Treating the Patient, Not the Symptoms – FDA and Digital Health

Last week Commissioner Scott Gottlieb delivered remarks at the Health Datapalooza, the meeting representing a nexus between innovation in digital health and the world of policy.

He began his talk by saying that for most of the last century, medical practitioners “generally treated the individual as a collection of symptoms, rather than treating the patient as an individual.” Patient-centricity has long been a goal of those seeking to reform healthcare on a number of levels – from improving the quality of care and reducing medical error to delivering care that is specific for each patient, rather than taking a disease-centric approach. By their very nature, digital health tools are themselves so focused on the particular patient that they are key to making that transition to a very different way of practicing medicine in the 21st Century.

Today digital health is often a picture of two extremes. Either we have our hand on the elephant and can describe that spot very well, but fail to see the entire picture.  We may take our blood pressure using a device that is connected to our phone and sends the results to our doctor, for example. Or the opposite occurs and the entire picture is described in such a way that it sounds like a lot more like hope than reality – offering the world of tomorrow, but today. In his remarks, Dr. Gottlieb managed to straddle these extremes and evoke a very comprehensive picture of where we are, where we are going, and what FDA is doing to get us there. 

FDA has recently approved several new innovations that are representative of the way that digital health is producing a new approach to diagnosis and treatment, and he cited the fact that FDA had authorized 51 new digital health products in 2017. For example, last year FDA approved a drug for schizophrenia in which an embedded sensor would allow for the sharing of information with the patient’s provider through a medical app. And this year, FDA approved what he termed “a type of clinical decision support software” using artificial intelligence in the diagnosis of stroke. Also this year, FDA approved a medical device combining AI with a special camera to detect diabetic retinopathy in diabetics in the primary care setting. In short, digital health is migrating from outside the physican’s office to inside. The ability of digital health to detect and to impact both the timing and depth of the information flow greatly enhance a growing role for individuality in approaches to treatment.

To facilitate that he said that the agency with oversight of this space must become as nimble as the technology that is being regulated.

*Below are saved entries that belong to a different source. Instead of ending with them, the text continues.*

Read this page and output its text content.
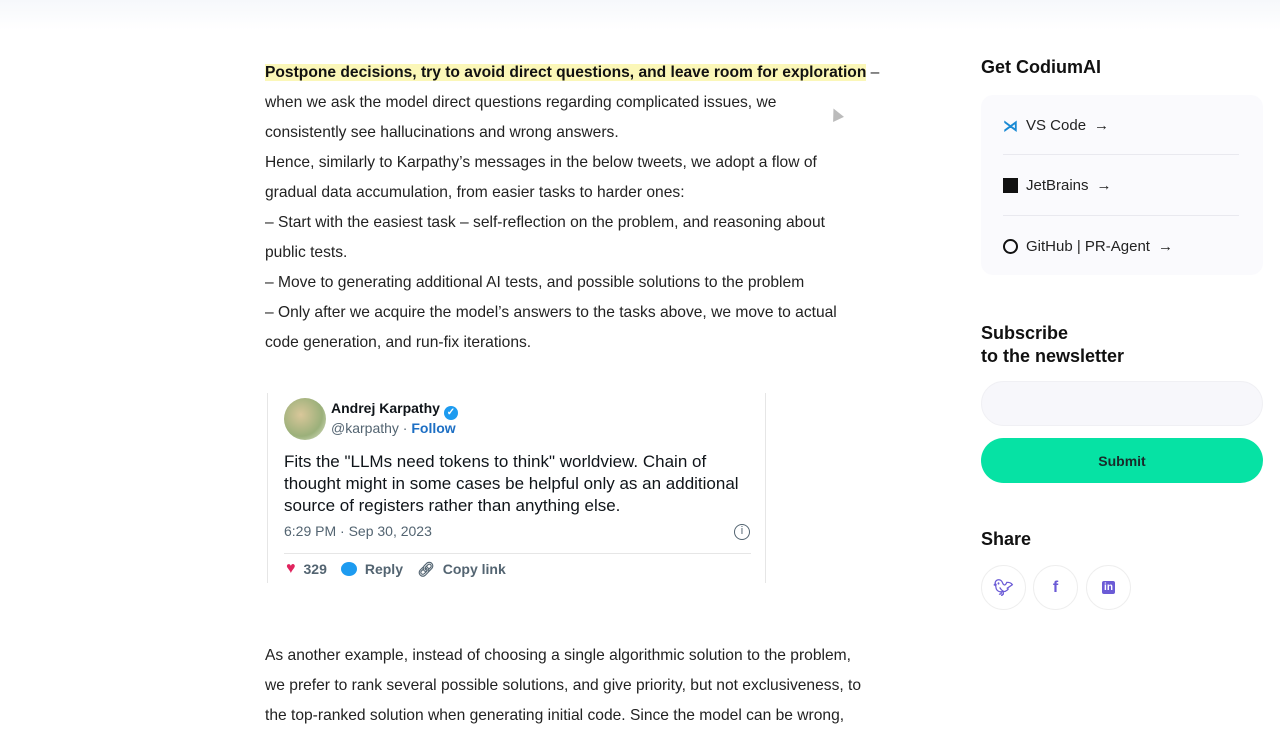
Postpone decisions, try to avoid direct questions, and leave room for exploration –
when we ask the model direct questions regarding complicated issues, we
consistently see hallucinations and wrong answers.
Hence, similarly to Karpathy’s messages in the below tweets, we adopt a flow of
gradual data accumulation, from easier tasks to harder ones:
– Start with the easiest task – self-reflection on the problem, and reasoning about
public tests.
– Move to generating additional AI tests, and possible solutions to the problem
– Only after we acquire the model’s answers to the tasks above, we move to actual
code generation, and run-fix iterations.
As another example, instead of choosing a single algorithmic solution to the problem,
we prefer to rank several possible solutions, and give priority, but not exclusiveness, to
the top-ranked solution when generating initial code. Since the model can be wrong,
Andrej Karpathy ✓
@karpathy · Follow
Fits the "LLMs need tokens to think" worldview. Chain of thought might in some cases be helpful only as an additional source of registers rather than anything else.
6:29 PM · Sep 30, 2023	i
♥ 329	Reply 🔗︎ Copy link
Get CodiumAI
⋊ VS Code →
JetBrains →
GitHub | PR-Agent →
Subscribe
to the newsletter
Submit
Share
🐦︎ f	in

And to that end, he outlined four primary undertakings by the agency:

  1. Expanding the pre-market review of digital health tools as medical devices through the pre-cert program, providing the roadmap to the development of the Pre-Cert 1.0 which he stated will be ready by the end of 2018 and refined in the following year;
  2. Implementing a new approach to the review of artificial intelligence – applying the pre-cert program to AI in a way that will allow manufacturers to make device changes without re-submission and he foresees a time when AI can be incorporated directly into smart phones or wearable devices;
  3. Integration of digital tools to the work FDA is doing itself with the use of a new premarket digital safety program that will employ a digital submission process that will facilitate safety reports and data sets that are more readily analyzed, and
  4. Development of a new digital health incubator at FDA – called INFORMED with a focus to advance analytics in oncology. 

There is more to the speech.  He stated that FDA will be opening a public docket to get input on how to apply digital health to the drug development process. In his remarks he sent a clear message not only about the scope and pace of change that digital health brings to medical care, but also with respect to the agency that regulates it.